Posted by slow graffiti on October 17th, 2004 at 11:58 am


He is right you know. Youve let yourself down. We waited and waited but you didnt seem to want to talk to us anymore. Why?

Meanness is such an unattractive quality. Refusing to impart wisdom that has been passed on to you will act, not as an emblem of enlightenment as it was intended, but as a ball and chain around your inner sensibility. It will set you back.

This is all so terribly disappointing. And youre the one who is going to be losing out most of all.

Posted by The Shambolik Sleeptalk Assembly on October 17th, 2004 at 3:38 pm


I spent the weekend at work. In order to spend time in the week on this magazine and pay my rent also, I work all weekends with little or no internet access. Oh, and someone in the Plan B inner cabal chopped my hands off for mentioning it. I am writing this with my toes.

It’s like this. Word count divided by necessary history times how much prior knowledge is to be assumed plus a bit of superfluous subjective detail and fancy language that gets you called all kinds of names on the forum minus caring about that proportional to just get the damn feature done Frances and make sure it adds up to 100% in the end.

It’s only useful when you’re writing about an artist with a past that your readers may or may not be aware of, and you’re trying to work out how much information is useful without being overkill.

There. Now my toes are for the chop. Damn you all.
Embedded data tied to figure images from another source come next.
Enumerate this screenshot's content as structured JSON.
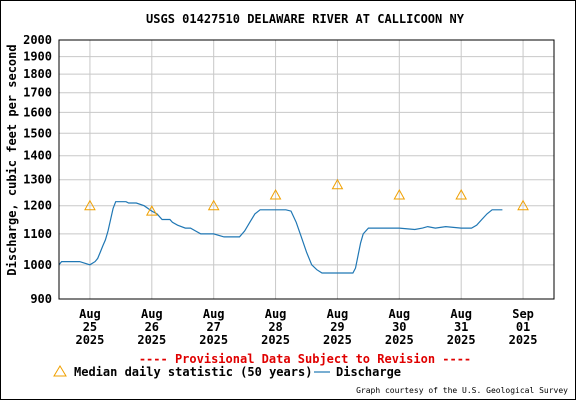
{
  "chart_data": {
    "type": "line",
    "title": "USGS 01427510 DELAWARE RIVER AT CALLICOON NY",
    "ylabel": "Discharge, cubic feet per second",
    "xlabel": "",
    "yscale": "log",
    "ylim": [
      900,
      2000
    ],
    "yticks": [
      900,
      1000,
      1100,
      1200,
      1300,
      1400,
      1500,
      1600,
      1700,
      1800,
      1900,
      2000
    ],
    "ytick_labels": [
      "900",
      "1000",
      "1100",
      "1200",
      "1300",
      "1400",
      "1500",
      "1600",
      "1700",
      "1800",
      "1900",
      "2000"
    ],
    "xlim": [
      "2025-08-24T12:00",
      "2025-09-01T12:00"
    ],
    "xticks": [
      {
        "at": "2025-08-25",
        "month": "Aug",
        "day": "25",
        "year": "2025"
      },
      {
        "at": "2025-08-26",
        "month": "Aug",
        "day": "26",
        "year": "2025"
      },
      {
        "at": "2025-08-27",
        "month": "Aug",
        "day": "27",
        "year": "2025"
      },
      {
        "at": "2025-08-28",
        "month": "Aug",
        "day": "28",
        "year": "2025"
      },
      {
        "at": "2025-08-29",
        "month": "Aug",
        "day": "29",
        "year": "2025"
      },
      {
        "at": "2025-08-30",
        "month": "Aug",
        "day": "30",
        "year": "2025"
      },
      {
        "at": "2025-08-31",
        "month": "Aug",
        "day": "31",
        "year": "2025"
      },
      {
        "at": "2025-09-01",
        "month": "Sep",
        "day": "01",
        "year": "2025"
      }
    ],
    "grid": true,
    "series": [
      {
        "name": "Discharge",
        "color": "#1f77b4",
        "style": "line",
        "points": [
          [
            "2025-08-24T12:00",
            1000
          ],
          [
            "2025-08-24T13:00",
            1010
          ],
          [
            "2025-08-24T20:00",
            1010
          ],
          [
            "2025-08-25T00:00",
            1000
          ],
          [
            "2025-08-25T02:00",
            1010
          ],
          [
            "2025-08-25T03:00",
            1020
          ],
          [
            "2025-08-25T04:00",
            1040
          ],
          [
            "2025-08-25T05:00",
            1060
          ],
          [
            "2025-08-25T06:00",
            1080
          ],
          [
            "2025-08-25T07:00",
            1110
          ],
          [
            "2025-08-25T08:00",
            1150
          ],
          [
            "2025-08-25T09:00",
            1190
          ],
          [
            "2025-08-25T10:00",
            1215
          ],
          [
            "2025-08-25T14:00",
            1215
          ],
          [
            "2025-08-25T15:00",
            1210
          ],
          [
            "2025-08-25T18:00",
            1210
          ],
          [
            "2025-08-25T21:00",
            1200
          ],
          [
            "2025-08-26T00:00",
            1180
          ],
          [
            "2025-08-26T02:00",
            1170
          ],
          [
            "2025-08-26T04:00",
            1150
          ],
          [
            "2025-08-26T07:00",
            1150
          ],
          [
            "2025-08-26T08:00",
            1140
          ],
          [
            "2025-08-26T10:00",
            1130
          ],
          [
            "2025-08-26T13:00",
            1120
          ],
          [
            "2025-08-26T15:00",
            1120
          ],
          [
            "2025-08-26T17:00",
            1110
          ],
          [
            "2025-08-26T19:00",
            1100
          ],
          [
            "2025-08-27T00:00",
            1100
          ],
          [
            "2025-08-27T04:00",
            1090
          ],
          [
            "2025-08-27T10:00",
            1090
          ],
          [
            "2025-08-27T12:00",
            1110
          ],
          [
            "2025-08-27T14:00",
            1140
          ],
          [
            "2025-08-27T16:00",
            1170
          ],
          [
            "2025-08-27T18:00",
            1185
          ],
          [
            "2025-08-28T00:00",
            1185
          ],
          [
            "2025-08-28T04:00",
            1185
          ],
          [
            "2025-08-28T06:00",
            1180
          ],
          [
            "2025-08-28T08:00",
            1140
          ],
          [
            "2025-08-28T10:00",
            1090
          ],
          [
            "2025-08-28T12:00",
            1040
          ],
          [
            "2025-08-28T14:00",
            1000
          ],
          [
            "2025-08-28T16:00",
            985
          ],
          [
            "2025-08-28T18:00",
            975
          ],
          [
            "2025-08-29T06:00",
            975
          ],
          [
            "2025-08-29T07:00",
            990
          ],
          [
            "2025-08-29T08:00",
            1030
          ],
          [
            "2025-08-29T09:00",
            1070
          ],
          [
            "2025-08-29T10:00",
            1100
          ],
          [
            "2025-08-29T12:00",
            1120
          ],
          [
            "2025-08-30T00:00",
            1120
          ],
          [
            "2025-08-30T06:00",
            1115
          ],
          [
            "2025-08-30T09:00",
            1120
          ],
          [
            "2025-08-30T11:00",
            1125
          ],
          [
            "2025-08-30T14:00",
            1120
          ],
          [
            "2025-08-30T18:00",
            1125
          ],
          [
            "2025-08-31T00:00",
            1120
          ],
          [
            "2025-08-31T04:00",
            1120
          ],
          [
            "2025-08-31T06:00",
            1130
          ],
          [
            "2025-08-31T08:00",
            1150
          ],
          [
            "2025-08-31T10:00",
            1170
          ],
          [
            "2025-08-31T12:00",
            1185
          ],
          [
            "2025-08-31T16:00",
            1185
          ]
        ]
      },
      {
        "name": "Median daily statistic (50 years)",
        "color": "#f0a000",
        "style": "triangle",
        "points": [
          [
            "2025-08-25T00:00",
            1200
          ],
          [
            "2025-08-26T00:00",
            1180
          ],
          [
            "2025-08-27T00:00",
            1200
          ],
          [
            "2025-08-28T00:00",
            1240
          ],
          [
            "2025-08-29T00:00",
            1280
          ],
          [
            "2025-08-30T00:00",
            1240
          ],
          [
            "2025-08-31T00:00",
            1240
          ],
          [
            "2025-09-01T00:00",
            1200
          ]
        ]
      }
    ],
    "legend": {
      "placement": "bottom",
      "median_label": "Median daily statistic (50 years)",
      "discharge_label": "Discharge"
    },
    "annotations": {
      "provisional": "---- Provisional Data Subject to Revision ----",
      "provisional_color": "#e00000",
      "credit": "Graph courtesy of the U.S. Geological Survey"
    }
  }
}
Posted by Frances May on October 17th, 2004 at 6:26 pm


Not sure I quite understand it, yet. But BLESS YOUR WET, COTTON SOCKS ANYWAY.
In fact bless them so much that any horrific attempts to butcher your tootsies might be deflected, blighted and blasted to smithereens. Poor thing. :-(

Posted by slow graffiti on October 17th, 2004 at 7:05 pm


" 1,2,3,4…For she’s a jolly good fellow, for she’s a jolly good fellow. For she’s a jolly good fell-ow. And so say all of us. And so say all of us. And so say all of us. For shes a jolly good fellow, for she’s a jolly good fellow, for she’s a jolly good fell-ow. And that, nobody can deny!

Hip Hip. HOORAY. Hip Hip. HOORAY. Hip Hip. HOORAY!"

Posted by The Shambolik Sleeptalk Assembly on October 17th, 2004 at 7:16 pm


Is everybody on this website on crack?

Posted by Sophie on October 25th, 2004 at 5:33 pm


Yes. Want some?

Posted by slow graffiti on October 27th, 2004 at 12:50 pm


Well I’m glad I’ve found my place in history…
"One of the Stars’ entourage who got too invovled. "And it only took three years to uninvolve myself.
Put it on my tombstone and I’ll be ready to die!